Premier constat - L’analyse stérile qui a été systématiquement avancée dans les médias pour l’expliquer, et qui consiste à affirmer que le phénomène Obama a à voir avec sa couleur de peau et avec la soif de rédemption des américains vis-à-vis de la ségrégation raciale, est un raccourci pour analyser un phénomène pourtant très simple dans sa signification.
Obama n’a jamais utilisé le thème racial dans sa campagne électorale.
Pourquoi ? Parce que pour lui un individu n’est ni un noir, ni un blanc, c’est avant tout un être humain.. Obama est un humain qui s’adresse à la race humaine. Obama réconcilie un monde déchirée par les divisions. Parce que les individus en ont assez d’être mis en situation conflictuelle. Parce qu’Obama ne cherche pas à opposer tout le monde. Car dans son discours les concepts de races supérieures ou inférieures n’ont pas lieu d’exister .

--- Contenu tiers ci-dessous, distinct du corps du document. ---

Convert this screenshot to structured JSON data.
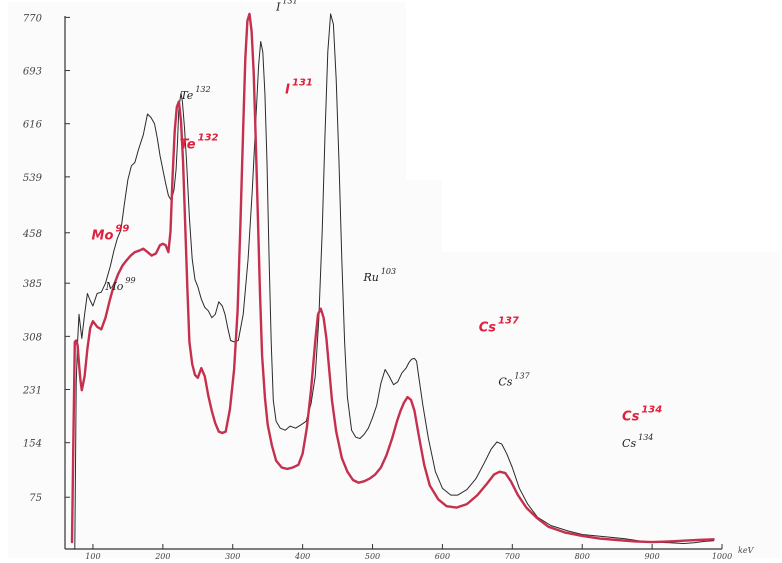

Parce que le citoyen reprend conscience de son rôle primordial dans la destinée de son pays et parce que le peuple ne s’exprime réellement qu’en situation de réelle urgence et en désespoir de cause.
Avènement singulier, Obama apparaît comme un candidat sincère, « genuine » comme disent si bien les Américains. Il ne fait pas partie de ces leaders politiques qui exploitent l’arme de la culpabilité, ce discours universel sous-jacent pour justifier leur programme politique. La culpabilité de histoire commune et propre aux Grandes démocraties, ou l’on justifie de façon hypocrite un thème électoral ou des choix politiques en exploitant tour à tour la shoah, la colonisation, l’impérialisme. La culpabilité d’une France vis à vis de son passé coloniale. La culpabilité d’une Amérique vis à vis de la ségrégation et de sa politique impérialiste en Irak.
De plus Obama a la particularité d’être charismatique. Pertinence du discours, visionnaire, pragmatique, grand orateur, Obama incarne une nouvelle génération de politiciens, ceux qui font vibrer les foules et qui redorent l’image d’une politique déchue. Il s’adresse à tous ceux qui s’étaient désintéressés des débats politiques et qui avaient perdus la foi en leur représentants. Il est de ceux qui ravivent la conscience patriotique et en appellent au peuple (c’est-à-dire aux citoyens de toutes origines) pour le faire participer au grand chantier démocratique, celui qui est basé sur les fondements de la démocratie, là ou la société est plus juste et égalitaire . Il fait de la politique au delà du clivage gauche droite. Il est porteur d’un message d’espoir. Celui qui affirme que la société est capable de se réinventer, et qu’on ne doit plus se rattacher aux vieilles méthodes mais qu’il faut innover, évoluer avec son temps même si cela demande des sacrifices.
Deuxième constat - Obama est trans-générationnel. Il ne réconcilie pas seulement une Amérique déchirée, coupée en deux, mais il est tout d’abord un symbole d’espoir dans un monde sans scrupules.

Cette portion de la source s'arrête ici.